J’avais eu plusieurs retours positifs sur ce film d’Yvan Attal, qui promettait de nombreuses joutes verbales bien savoureuses. Camélia Jordana poursuit une belle reconversion, puisque après avoir été révélée par la Nouvelle Star en 2009, la chanteuse a commencé à tâter du cinéma en 2013. Elle a même remporté le César du meilleur espoir féminin pour son rôle dans Le Brio, ce qui est certainement mérité!
Yvan Attal n’en est plus à ses débuts, puisqu’il réalise ici son 5ème film, et ce qui frappe d’entrée de jeu, c’est l’aisance de sa mise en scène. Sa manière de filmer ses personnages est vraiment belle, et il les inscrit dans le cadre de l’école ou de la cité avec un réalisme et une touche de poésie qui s’alimentent l’un l’autre. La découverte de Neïla Salah sur fond de Marvin Gaye est vraiment classe, et Attal s’approprie l’atmosphère parisienne en faisant ressortir un vrai charme. Tout est aisance dans ce film, tant dans la mise en scène que dans la fluidité des dialogues, salves percutantes et imagées qui vont faire vaciller les esprits qui y sont confrontés, et qui paradoxalement vont permettre à Neïla, qui en est tout d’abord victime, de se réaliser.
Neïla est étudiante en droit, et cette future avocate va devoir développer sa maîtrise de la langue, de la diction, de l’intonation, et son charisme. La jeune banlieusarde est décrite avec réalisme et sans exagération, et on croit à ce parcours qui va la voir évoluer et gagner en confiance dans ce milieu difficile, où en plus elle est la cible privilégiée d’un vieux professeur acerbe et cynique. Daniel Auteuil est impeccable dans le rôle de cet homme qui se sent clairement supérieur aux autres, et qui accepte de faire don de ses talents et connaissances pour en léguer une partie à ses pauvres étudiants incultes. L’entrée en matière de son premier cours est juste énorme, et suscite des émois forts chez ses étudiants. Le professeur Pierre Mazard n’a pas sa langue dans sa poche, et il flirte constamment avec l’insulte et le racisme, tout en effectuant des pirouettes verbales pour éviter d’être taxé de raciste. Du coup, la première rencontre avec Neïla est plutôt explosive…

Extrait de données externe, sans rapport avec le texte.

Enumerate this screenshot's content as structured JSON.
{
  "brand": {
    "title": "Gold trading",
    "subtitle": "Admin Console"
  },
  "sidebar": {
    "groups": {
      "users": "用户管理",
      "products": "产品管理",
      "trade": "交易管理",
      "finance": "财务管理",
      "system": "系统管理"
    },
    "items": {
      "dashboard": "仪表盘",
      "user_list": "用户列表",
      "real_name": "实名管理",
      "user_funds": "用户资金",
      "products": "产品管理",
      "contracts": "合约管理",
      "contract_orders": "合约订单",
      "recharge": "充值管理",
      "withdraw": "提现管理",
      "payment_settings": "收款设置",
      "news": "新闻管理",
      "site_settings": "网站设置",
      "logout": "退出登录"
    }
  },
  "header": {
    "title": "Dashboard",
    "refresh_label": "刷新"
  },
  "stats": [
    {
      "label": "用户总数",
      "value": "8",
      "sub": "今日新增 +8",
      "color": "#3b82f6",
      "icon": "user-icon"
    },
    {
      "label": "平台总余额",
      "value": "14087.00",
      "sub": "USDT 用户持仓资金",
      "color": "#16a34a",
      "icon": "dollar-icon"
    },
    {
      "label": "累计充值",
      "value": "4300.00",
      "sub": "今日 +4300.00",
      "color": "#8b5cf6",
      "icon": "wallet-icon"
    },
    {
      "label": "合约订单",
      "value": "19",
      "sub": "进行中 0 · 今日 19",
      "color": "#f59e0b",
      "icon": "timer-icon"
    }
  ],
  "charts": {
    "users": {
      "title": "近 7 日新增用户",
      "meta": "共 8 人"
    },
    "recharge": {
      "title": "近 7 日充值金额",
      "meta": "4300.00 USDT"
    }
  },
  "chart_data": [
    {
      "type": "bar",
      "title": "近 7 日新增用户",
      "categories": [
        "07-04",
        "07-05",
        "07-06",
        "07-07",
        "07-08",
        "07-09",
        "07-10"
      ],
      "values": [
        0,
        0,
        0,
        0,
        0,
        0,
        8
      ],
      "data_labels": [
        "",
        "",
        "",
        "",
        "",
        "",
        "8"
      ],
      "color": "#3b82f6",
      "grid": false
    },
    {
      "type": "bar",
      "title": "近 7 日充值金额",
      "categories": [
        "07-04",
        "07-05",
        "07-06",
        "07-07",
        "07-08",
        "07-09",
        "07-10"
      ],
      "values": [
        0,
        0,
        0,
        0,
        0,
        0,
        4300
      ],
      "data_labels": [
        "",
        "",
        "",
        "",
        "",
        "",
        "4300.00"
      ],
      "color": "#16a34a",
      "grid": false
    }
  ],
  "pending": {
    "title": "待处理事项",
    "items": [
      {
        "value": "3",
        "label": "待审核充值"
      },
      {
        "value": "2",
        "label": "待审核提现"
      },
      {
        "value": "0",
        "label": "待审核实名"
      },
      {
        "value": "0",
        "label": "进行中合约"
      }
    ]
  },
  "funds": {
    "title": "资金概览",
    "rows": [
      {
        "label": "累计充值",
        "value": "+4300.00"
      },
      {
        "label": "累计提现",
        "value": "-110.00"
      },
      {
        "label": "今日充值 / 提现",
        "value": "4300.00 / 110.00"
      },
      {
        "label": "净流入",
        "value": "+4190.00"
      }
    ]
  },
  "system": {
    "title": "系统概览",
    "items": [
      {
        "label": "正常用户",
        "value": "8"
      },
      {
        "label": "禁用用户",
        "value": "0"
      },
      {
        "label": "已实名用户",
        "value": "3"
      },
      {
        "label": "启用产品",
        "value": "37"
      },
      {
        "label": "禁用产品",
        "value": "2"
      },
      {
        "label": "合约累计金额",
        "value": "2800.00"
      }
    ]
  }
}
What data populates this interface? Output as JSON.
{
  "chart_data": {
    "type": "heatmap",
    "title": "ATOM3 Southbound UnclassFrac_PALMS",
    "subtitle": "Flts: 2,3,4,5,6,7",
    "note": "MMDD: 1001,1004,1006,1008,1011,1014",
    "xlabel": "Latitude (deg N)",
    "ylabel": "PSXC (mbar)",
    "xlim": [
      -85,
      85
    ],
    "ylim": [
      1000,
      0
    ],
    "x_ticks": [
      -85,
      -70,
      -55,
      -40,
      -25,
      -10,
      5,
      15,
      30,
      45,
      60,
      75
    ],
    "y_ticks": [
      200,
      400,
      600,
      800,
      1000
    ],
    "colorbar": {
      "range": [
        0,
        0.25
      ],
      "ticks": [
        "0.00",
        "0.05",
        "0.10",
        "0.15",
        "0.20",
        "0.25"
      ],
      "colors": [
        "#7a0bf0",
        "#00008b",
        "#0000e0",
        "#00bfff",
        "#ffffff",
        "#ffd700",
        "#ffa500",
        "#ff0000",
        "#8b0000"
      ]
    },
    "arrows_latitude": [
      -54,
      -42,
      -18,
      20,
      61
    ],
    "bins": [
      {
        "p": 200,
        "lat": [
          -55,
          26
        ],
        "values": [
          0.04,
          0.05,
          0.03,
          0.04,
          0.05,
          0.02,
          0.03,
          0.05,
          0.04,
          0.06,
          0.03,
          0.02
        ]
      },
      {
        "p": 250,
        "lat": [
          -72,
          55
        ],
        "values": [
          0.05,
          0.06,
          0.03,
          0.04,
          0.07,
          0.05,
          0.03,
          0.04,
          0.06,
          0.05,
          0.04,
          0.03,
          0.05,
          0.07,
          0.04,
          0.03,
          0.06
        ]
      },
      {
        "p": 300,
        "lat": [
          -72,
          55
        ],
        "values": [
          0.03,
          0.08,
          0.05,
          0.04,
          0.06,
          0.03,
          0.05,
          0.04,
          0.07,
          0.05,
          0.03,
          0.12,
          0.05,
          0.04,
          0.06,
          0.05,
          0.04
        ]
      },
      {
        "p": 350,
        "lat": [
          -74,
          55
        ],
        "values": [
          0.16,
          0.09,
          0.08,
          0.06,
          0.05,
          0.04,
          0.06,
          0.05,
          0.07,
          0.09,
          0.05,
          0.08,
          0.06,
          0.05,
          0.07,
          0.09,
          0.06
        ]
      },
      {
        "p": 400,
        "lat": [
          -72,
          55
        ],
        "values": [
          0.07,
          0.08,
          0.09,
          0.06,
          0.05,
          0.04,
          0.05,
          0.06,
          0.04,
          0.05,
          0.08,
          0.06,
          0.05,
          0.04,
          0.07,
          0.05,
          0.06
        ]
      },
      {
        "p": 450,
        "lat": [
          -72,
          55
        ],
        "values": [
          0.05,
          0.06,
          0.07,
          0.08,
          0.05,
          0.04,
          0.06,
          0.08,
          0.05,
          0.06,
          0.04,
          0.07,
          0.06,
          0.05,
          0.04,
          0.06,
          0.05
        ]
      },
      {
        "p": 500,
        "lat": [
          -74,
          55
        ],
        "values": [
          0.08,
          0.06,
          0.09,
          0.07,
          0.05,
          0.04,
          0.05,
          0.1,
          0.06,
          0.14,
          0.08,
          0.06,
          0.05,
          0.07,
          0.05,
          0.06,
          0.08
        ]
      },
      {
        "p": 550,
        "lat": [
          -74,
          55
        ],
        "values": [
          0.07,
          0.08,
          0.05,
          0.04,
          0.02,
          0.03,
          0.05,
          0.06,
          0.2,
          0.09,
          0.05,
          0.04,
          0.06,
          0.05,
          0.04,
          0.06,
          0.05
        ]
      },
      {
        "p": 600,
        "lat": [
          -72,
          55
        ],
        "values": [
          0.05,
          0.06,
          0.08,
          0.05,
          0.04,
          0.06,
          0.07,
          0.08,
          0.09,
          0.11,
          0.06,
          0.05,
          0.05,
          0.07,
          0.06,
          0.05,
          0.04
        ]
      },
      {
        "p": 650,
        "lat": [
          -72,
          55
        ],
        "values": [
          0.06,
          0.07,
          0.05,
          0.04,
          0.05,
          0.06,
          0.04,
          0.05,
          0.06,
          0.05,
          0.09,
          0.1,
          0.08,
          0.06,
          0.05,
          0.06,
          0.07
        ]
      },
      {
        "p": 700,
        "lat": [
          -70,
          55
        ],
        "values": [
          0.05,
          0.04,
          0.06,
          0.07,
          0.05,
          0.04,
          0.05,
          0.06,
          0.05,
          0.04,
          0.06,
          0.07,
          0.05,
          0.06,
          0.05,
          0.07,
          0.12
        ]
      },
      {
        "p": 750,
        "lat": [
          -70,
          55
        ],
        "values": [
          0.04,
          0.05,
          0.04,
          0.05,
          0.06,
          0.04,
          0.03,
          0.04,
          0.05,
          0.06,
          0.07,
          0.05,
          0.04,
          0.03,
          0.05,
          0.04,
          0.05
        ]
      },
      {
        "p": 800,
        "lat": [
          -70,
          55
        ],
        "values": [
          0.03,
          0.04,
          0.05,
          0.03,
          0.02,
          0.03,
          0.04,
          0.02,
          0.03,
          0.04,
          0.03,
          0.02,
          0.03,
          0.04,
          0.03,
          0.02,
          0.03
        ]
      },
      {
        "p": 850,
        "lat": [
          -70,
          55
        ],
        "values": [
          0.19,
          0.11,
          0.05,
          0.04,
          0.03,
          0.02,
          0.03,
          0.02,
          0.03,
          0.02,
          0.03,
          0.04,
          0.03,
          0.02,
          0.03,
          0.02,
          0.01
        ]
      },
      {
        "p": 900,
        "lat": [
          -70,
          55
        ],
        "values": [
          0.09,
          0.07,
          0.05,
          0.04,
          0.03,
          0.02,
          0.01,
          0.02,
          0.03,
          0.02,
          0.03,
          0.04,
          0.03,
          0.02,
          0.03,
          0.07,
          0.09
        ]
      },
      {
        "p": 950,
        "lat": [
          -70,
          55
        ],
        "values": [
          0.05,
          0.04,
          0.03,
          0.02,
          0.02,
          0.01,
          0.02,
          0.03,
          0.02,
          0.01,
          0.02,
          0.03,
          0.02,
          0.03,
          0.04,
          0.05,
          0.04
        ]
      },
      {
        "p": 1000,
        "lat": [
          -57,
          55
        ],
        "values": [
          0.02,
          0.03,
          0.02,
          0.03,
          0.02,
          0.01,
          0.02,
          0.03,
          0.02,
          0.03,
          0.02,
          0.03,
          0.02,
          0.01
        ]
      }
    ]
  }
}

Les circonstances vont amener Mazard à coacher Leïla pour un concours d’éloquence, ce qui ne va pas se faire sans tensions. Là encore, les joutes verbales sont très savoureuses, et les dialogues finement ciselés par 5 scénaristes! Victor Saint Macary, Yaël Langmann, Yvan Attal, Noé Debré et Bryan Marciano sont crédités au scénario, et apportent des piques rafraîchissantes et incisives! Tout le film repose sur ces confrontations verbeuses, qui sont l’apanage des étudiants en droit, et que l’on peut voir à travers les différentes phases du concours d’éloquence. Mais c’est clairement le personnage de Daniel Auteuil qui ressort du lot avec ses diatribes tranchantes et toujours limites! Face à lui, Neïla va tenter de s’adapter, de ne pas se laisser pousser dans ses derniers retranchements, et d’apprendre à rétorquer avec classe et esprit.
Le Brio est vraiment un film prenant, avec ses 2 personnages opposés qui vont sans cesse se jauger, s’esquiver et d’une certaine manière s’apprécier. Mazard est l’archétype du vieux con, qui possède pourtant un savoir énorme et un sens de la répartie sans faille. Camélia Jordana interprète Neïla avec beaucoup de conviction, avec un sens de l’humour pétillant et une vraie fraîcheur! Elle parvient à tenir tête à ce vieux bougre, et son évolution est très intéressante à suivre. Et comme si ça ne suffisait pas, Yvan Attal parvient à nous intéresser aux personnages secondaires, en brossant des portraits attachants sans forcer le trait. Le Brio s’avère être une excellente surprise, et une très belle révélation pour cette actrice talentueuse!